A utilização de modelos de linguagem como o Gemini no campo jurídico é uma tendência crescente no Brasil e no mundo. Advogados, pesquisadores e escritórios de advocacia têm recorrido a essas ferramentas para resumir decisões, identificar padrões jurisprudenciais e acelerar a pesquisa legal. No entanto, o uso de inteligência artificial na esfera judicial traz consigo desafios significativos que ainda carecem de regulamentação no ordenamento jurídico brasileiro.

Entre as preocupações destacadas pelo artigo está a precisão das respostas geradas por modelos de linguagem. Esses sistemas operam com base em padrões estatísticos extraídos de grandes conjuntos de dados textuais, o que significa que suas respostas podem conter imprecisões, informações desatualizadas ou interpretações equivocadas de normas jurídicas. No direito trabalhista, onde as consequências de um erro afetam diretamente o patrimônio e os direitos de trabalhadores e empresas, a confiabilidade da informação é particularmente crítica.

O texto do Conjur também aborda a questão ética do uso de inteligência artificial em análise jurídica. O deploy dessas ferramentas em contextos que envolvem direitos trabalhistas levanta perguntas sobre a accountability dos resultados gerados. Quando um modelo de IA interpreta uma norma ou analisa um caso, não há um profissional responsável diretamente pela conclusão apresentada. Essa ausência de responsabilização pode se tornar um problema, especialmente se o resultado da análise influenciar decisões judiciais ou estratégias processuais.

Outro ponto de reflexão diz respeito aos limites do uso de inteligência artificial em decisões que impactam direitos fundamentais. O artigo argumenta que, embora a tecnologia possa ser uma aliada valiosa na organização e sistematização de informações jurídicas, ela não deve substituir o julgamento humano em questões que envolvem interpretação de normas, análise de provas e avaliação de condições socioeconômicas. A justiça gratuita, por exemplo, exige uma avaliação individualizada que considera aspectos subjetivos da situação do requerente, algo que modelos de IA ainda não são capazes de realizar com segurança.
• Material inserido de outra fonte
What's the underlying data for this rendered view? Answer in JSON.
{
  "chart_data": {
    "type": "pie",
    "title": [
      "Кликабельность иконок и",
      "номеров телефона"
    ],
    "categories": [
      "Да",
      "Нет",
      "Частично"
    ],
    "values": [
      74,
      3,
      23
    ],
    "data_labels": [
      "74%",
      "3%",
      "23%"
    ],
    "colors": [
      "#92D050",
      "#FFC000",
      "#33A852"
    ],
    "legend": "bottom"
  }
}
A discussão proposta pelo artigo se insere em um debate mais amplo sobre o futuro da inteligência artificial no sistema de justiça brasileiro. Enquanto o Poder Judiciário avança com iniciativas de digitalização e automação de processos, a comunidade jurídica discute os marcos regulatórios necessários para garantir que essas tecnologias sejam utilizadas de forma responsável e transparente. Projetos de lei sobre o uso de IA no setor público tramitam no Congresso Nacional, mas ainda não há uma regulamentação específica que trate do emprego dessas ferramentas na atividade jurisdicional.

O caso da análise da justiça gratuita com o Gemini ilustra tanto o potencial quanto as fragilidades da inteligência artificial aplicada ao direito. Por um lado, a capacidade de processar grandes volumes de jurisprudência e legislação em tempo reduzido representa uma vantagem concreta para profissionais que lidam com pesquisa jurídica diariamente. Por outro, os riscos de imprecisão, viés e falta de transparência nas respostas geradas demandam cautela e supervisão humana rigorosa.
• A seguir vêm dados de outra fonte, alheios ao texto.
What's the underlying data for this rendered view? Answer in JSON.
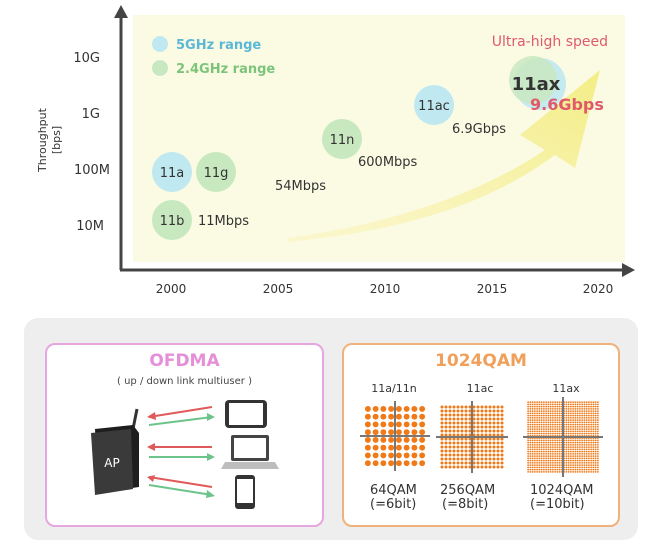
{
  "chart": {
    "ylabel_line1": "Throughput",
    "ylabel_line2": "[bps]",
    "y_ticks": [
      "10G",
      "1G",
      "100M",
      "10M"
    ],
    "x_ticks": [
      "2000",
      "2005",
      "2010",
      "2015",
      "2020"
    ],
    "legend": [
      {
        "label": "5GHz range",
        "color": "#5bb8d6",
        "fill": "#bfe8f0"
      },
      {
        "label": "2.4GHz range",
        "color": "#7cc47a",
        "fill": "#c8e8c0"
      }
    ],
    "headline": "Ultra-high speed",
    "headline_color": "#e05a6a",
    "standards": [
      {
        "name": "11a",
        "band": "5GHz",
        "year": 2000,
        "level": "100M"
      },
      {
        "name": "11g",
        "band": "2.4GHz",
        "year": 2002,
        "level": "100M"
      },
      {
        "name": "11b",
        "band": "2.4GHz",
        "year": 2000,
        "level": "10M"
      },
      {
        "name": "11n",
        "band": "2.4GHz",
        "year": 2008,
        "level": "1G"
      },
      {
        "name": "11ac",
        "band": "5GHz",
        "year": 2012,
        "level": "1G"
      },
      {
        "name": "11ax",
        "band": "both",
        "year": 2017,
        "level": "10G"
      }
    ],
    "speeds": [
      "11Mbps",
      "54Mbps",
      "600Mbps",
      "6.9Gbps",
      "9.6Gbps"
    ]
  },
  "ofdma": {
    "title": "OFDMA",
    "subtitle": "( up / down link multiuser )",
    "ap_label": "AP",
    "arrow_red": "#e05a5a",
    "arrow_green": "#6cc48a"
  },
  "qam": {
    "title": "1024QAM",
    "columns": [
      {
        "header": "11a/11n",
        "line1": "64QAM",
        "line2": "(=6bit)",
        "grid": 8
      },
      {
        "header": "11ac",
        "line1": "256QAM",
        "line2": "(=8bit)",
        "grid": 16
      },
      {
        "header": "11ax",
        "line1": "1024QAM",
        "line2": "(=10bit)",
        "grid": 32
      }
    ],
    "dot_color": "#f07a1a"
  }
}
Para o setor de tecnologia aplicada ao direito, conhecido como legaltech, o artigo do Conjur reafirma a importância de investir em soluções que combinem a eficiência da inteligência artificial com a expertise técnica de profissionais do direito. O caminho, segundo o texto, não é a substituição do jurista pela máquina, mas sim a construção de fluxos de trabalho em que a tecnologia atue como suporte à decisão, cabendo ao operador do direito a responsabilidade final pela análise e pela conclusão apresentada ao Poder Judiciário.

O debate sobre justiça gratuita, litigância trabalhista e inteligência artificial no Brasil está longe de encontrar uma resposta definitiva. Enquanto o legislador avalia formas de aprimorar os critérios de concessão do benefício e de reduzir o volume de demandas judiciais, a tecnologia evolui em um ritmo que exige atualização constante dos marcos normativos. O equilíbrio entre eficiência processual, acesso à justiça e responsabilidade no uso de ferramentas de IA continuará sendo um dos desafios centrais do sistema jurídico brasileiro nos próximos anos.